И моя бабушка Елизавета Алексеевна, в 1917 ей было одиннадцать с половиною лет, уже почти двенадцать, действительно играла с Цесаревичем Алексеем у пруда, устроенного во дворе Дома Свободы. Тогда еще не было для семьи «бывшего царя» тюремного режима последних предрасстрельных месяцев. В пруду плавали утки, Царской Семье дозволили разводить домашнюю птицу, эта часть города до сих пор называется «подгора».

Под горой, поблизости от губернаторского дома, жила с отцом, матерью и четырьмя братьями младшая дочка священника. В деревянном доме у самой церкви, дом Васильевых был с церковью соединен, в нем кормились дворник и уборщица, они помогали жене священника Лидии Ивановне Сеньтяшевой по хозяйству. С тех пор как в городе появились Царь и Царица, а с ними коротко остриженные после кори Цесаревич и Царевны – пятеро детей у императора, как и в семье Васильева, – маленькая Лиза потеряла покой. Ее нечасто пускали за ворота Дома Свободы, проще говоря, ей приходилось проникать туда через щель в ограде, скрытую деревьями, один из прутьев был изогнут – для крепкого взрослого человека не пролезть, а Лиза проскальзывала легко – когда видела, что мальчик с темными веселыми глазами показался во дворе.

Они вдвоем сидели на широких досках, окаймляющих пруд по периметру, и пусть недолго, но говорили. Потом она рассказывала мне, что играла с царевичем в песочнице, я все думала – какая песочница, ей почти двенадцать, ему почти четырнадцать.

Когда наследный принц, будущий император Николай II, впервые увидел гессенскую принцессу Александру, ей было двенадцать лет. Николай увидел ее и запомнил на всю жизнь.

Увидел и полюбил.

Почти четырнадцатилетний Алексей играл с почти двенадцатилетней Лизой.

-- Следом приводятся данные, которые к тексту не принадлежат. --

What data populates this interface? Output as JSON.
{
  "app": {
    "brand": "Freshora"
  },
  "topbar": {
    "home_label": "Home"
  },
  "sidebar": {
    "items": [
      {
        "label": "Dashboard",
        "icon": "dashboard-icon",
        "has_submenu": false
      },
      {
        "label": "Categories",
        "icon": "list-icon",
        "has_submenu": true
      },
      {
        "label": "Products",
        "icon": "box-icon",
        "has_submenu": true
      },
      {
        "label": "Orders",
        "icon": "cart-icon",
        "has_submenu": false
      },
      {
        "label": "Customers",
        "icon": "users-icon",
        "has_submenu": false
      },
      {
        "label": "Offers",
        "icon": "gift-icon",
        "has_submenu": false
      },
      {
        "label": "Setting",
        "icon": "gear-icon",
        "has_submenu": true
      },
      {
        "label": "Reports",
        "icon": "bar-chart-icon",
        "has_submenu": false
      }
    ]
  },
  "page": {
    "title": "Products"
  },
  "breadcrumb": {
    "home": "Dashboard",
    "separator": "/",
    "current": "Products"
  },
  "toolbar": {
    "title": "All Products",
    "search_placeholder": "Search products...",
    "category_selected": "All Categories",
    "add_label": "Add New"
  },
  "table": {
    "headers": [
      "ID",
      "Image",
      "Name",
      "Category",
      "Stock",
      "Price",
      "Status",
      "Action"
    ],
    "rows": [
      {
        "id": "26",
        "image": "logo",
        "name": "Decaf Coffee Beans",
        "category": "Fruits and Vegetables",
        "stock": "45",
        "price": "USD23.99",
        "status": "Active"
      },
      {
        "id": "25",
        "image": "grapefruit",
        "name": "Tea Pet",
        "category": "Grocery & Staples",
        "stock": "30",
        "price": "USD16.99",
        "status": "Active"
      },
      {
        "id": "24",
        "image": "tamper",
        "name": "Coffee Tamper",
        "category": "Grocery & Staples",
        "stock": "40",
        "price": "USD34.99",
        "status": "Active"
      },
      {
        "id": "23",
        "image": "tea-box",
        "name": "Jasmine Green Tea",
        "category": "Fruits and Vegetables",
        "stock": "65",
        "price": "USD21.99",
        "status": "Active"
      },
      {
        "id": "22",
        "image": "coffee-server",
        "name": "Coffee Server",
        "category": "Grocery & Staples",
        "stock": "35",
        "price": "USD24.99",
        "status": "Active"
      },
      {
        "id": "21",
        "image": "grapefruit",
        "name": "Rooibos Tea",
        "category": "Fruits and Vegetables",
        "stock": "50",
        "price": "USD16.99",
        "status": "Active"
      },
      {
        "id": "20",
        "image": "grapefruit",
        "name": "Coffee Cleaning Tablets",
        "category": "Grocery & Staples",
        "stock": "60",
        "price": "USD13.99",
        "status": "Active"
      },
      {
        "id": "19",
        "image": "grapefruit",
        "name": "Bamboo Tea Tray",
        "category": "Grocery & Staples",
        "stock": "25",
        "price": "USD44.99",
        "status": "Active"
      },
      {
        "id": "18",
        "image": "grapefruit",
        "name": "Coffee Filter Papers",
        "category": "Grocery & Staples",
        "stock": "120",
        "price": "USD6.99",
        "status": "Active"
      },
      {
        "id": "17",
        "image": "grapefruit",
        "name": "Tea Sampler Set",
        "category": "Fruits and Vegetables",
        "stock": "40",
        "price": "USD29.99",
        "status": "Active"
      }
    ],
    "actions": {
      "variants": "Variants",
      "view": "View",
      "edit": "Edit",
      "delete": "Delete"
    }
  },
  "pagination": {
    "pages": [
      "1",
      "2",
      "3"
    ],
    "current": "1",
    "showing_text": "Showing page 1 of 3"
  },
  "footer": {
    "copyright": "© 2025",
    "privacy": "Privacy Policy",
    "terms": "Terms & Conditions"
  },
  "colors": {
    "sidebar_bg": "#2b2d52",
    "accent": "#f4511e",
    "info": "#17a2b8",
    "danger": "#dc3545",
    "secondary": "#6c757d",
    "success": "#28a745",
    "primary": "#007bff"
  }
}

Мы не знаем, запомнил он ее или нет. В своем дневнике, если он сохранился, или – если то, что сохранилось и широко цитируется, имеет хоть какое-то касательство к текстам настоящих тетрадей, – он об этом не писал, но Алексей не относился к дневнику серьезно. Шалил, утром описывая только что начавшийся день и утром же заканчивая краткий отчет словами: «лег спать». Принято вести дневник, обожаемая мамá велит. Он и пишет, небрежно выполняя повинность, не придавая записям особенного значения. Часто ограничивается короткой фразой: «Все как всегда».

А Лиза его запомнила крепко. И до конца жизни рассказывала о том, как играла с царевичем в песочнице (Владимир подтвердил позже: вокруг пруда был щедро насыпан песок; набрали на берегу Иртыша и в мешках привезли). И про бритоголовых царевен говорила, она их называла просто: «стриженые девочки, царские дочки». Часто Елизавета Алексеевна возвращалась к этому рассказу, но всего два-три предложения произнесет – и скорбно подожмет губы, отвернется, погружаясь в воспоминания, или вовсе уйдет на кухню, едва сдерживая слезы. Слова обрывались внезапно. Длинно о царевиче из ее детства не говорила, но и вовсе молчать об этом – не могла.

В самом начале жизни встретила она принца. О сказочном принце каждая девчонка мечтает, вы скажете? Правильно. Но Лиза встретила настоящего принца, не сказочного.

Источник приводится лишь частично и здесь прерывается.